Les parties ont été avisées à l’issue des débats que l’arrêt serait prononcé par sa mise à disposition au greffe
GREFFIER LORS DES DÉBATS : Karine Mavel
GREFFIER LORS DU DELIBERE : Marlène Tocco
COMPOSITION DE LA COUR LORS DU DÉLIBÉRÉ
Déborah Bohée, présidente de chambre
Pauline Mimiague, conseiller
Carole Catteau, conseiller
ARRÊT CONTRADICTOIRE prononcé publiquement par mise à disposition au greffe le 9 avril 2026 (date indiquée à l’issue des débats) et signé par Déborah Bohée, présidente et Marlène Tocco, greffier, auquel la minute a été remise par le magistrat signataire.
ORDONNANCE DE CLÔTURE DU : 7 janvier 2026
****
EXPOSE DES FAITS ET DU LITIGE
Par acte notarié du 30 mars 2016, la société Heineken entreprise (ci-après la société Heineken) s’est portée caution solidaire de la SARL [Adresse 3], exploitant un fonds de commerce, pour le remboursement d’un prêt consenti par la banque CIC Est d’un montant de 40 150 euros.

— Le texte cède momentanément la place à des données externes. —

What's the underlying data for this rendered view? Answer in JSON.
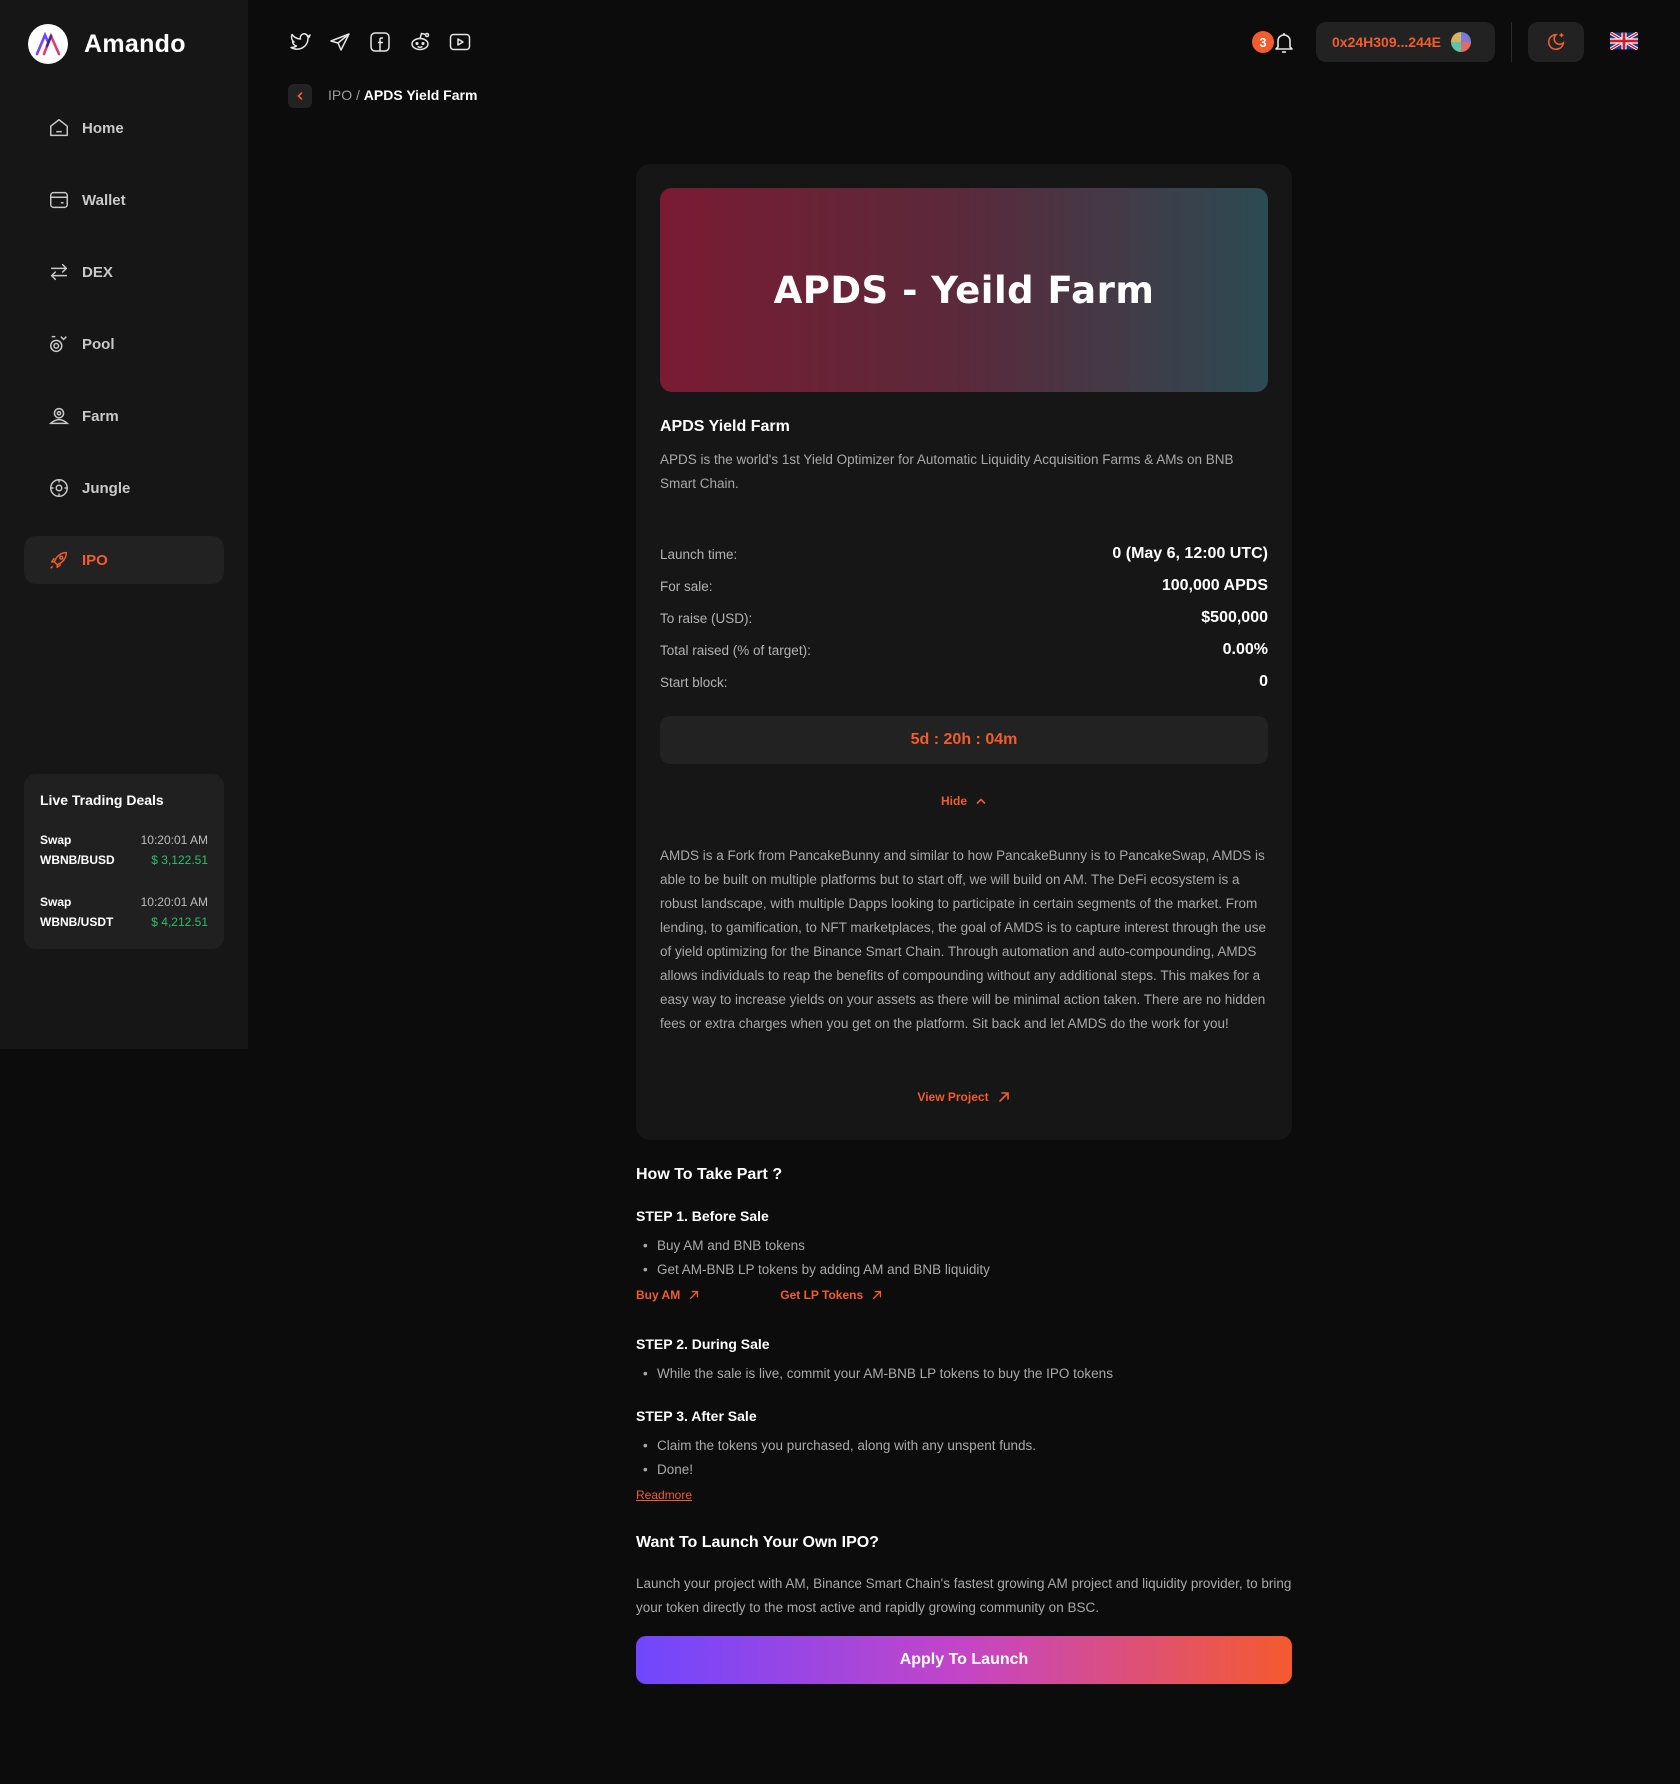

Aux termes du même acte, M. [P] [R], gérant de la société [Adresse 3], s’est porté caution solidaire de la société pour les sommes qu’elle pourrait devoir à la société Heineken dans la limite de 48 180 euros couvrant les sommes en principal, intérêts, frais et accessoires.
Des échéances de prêt impayées n’ont pas été régularisées par la société [Adresse 3].
Le 20 janvier 2017, la déchéance du terme a été prononcée et la banque CIC a appelé la société Heineken, en sa qualité de caution, à régulariser le solde du prêt en lieu et place de la société [Adresse 3] ; la banque CIC lui a alors délivré une quittance subrogative.
Par jugement en date du 11 septembre 2019, le tribunal de commerce de Douai a prononcé la résolution du plan de continuation de la société [Adresse 3] et a prononcé sa liquidation judiciaire.
La société Heineken a déclaré à son passif sa créance le 29 octobre 2019 et cette dernière a été admise à titre privilégié pour 37 121,67 euros.
Le 4 mars 2021, la société Heineken a mise en demeure M. [P] [R] en sa qualité de caution de lui payer la créance de la société [Adresse 3]. Cette créance a été actualisée au 28 mai 2021 à la somme de 40 930,18 euros.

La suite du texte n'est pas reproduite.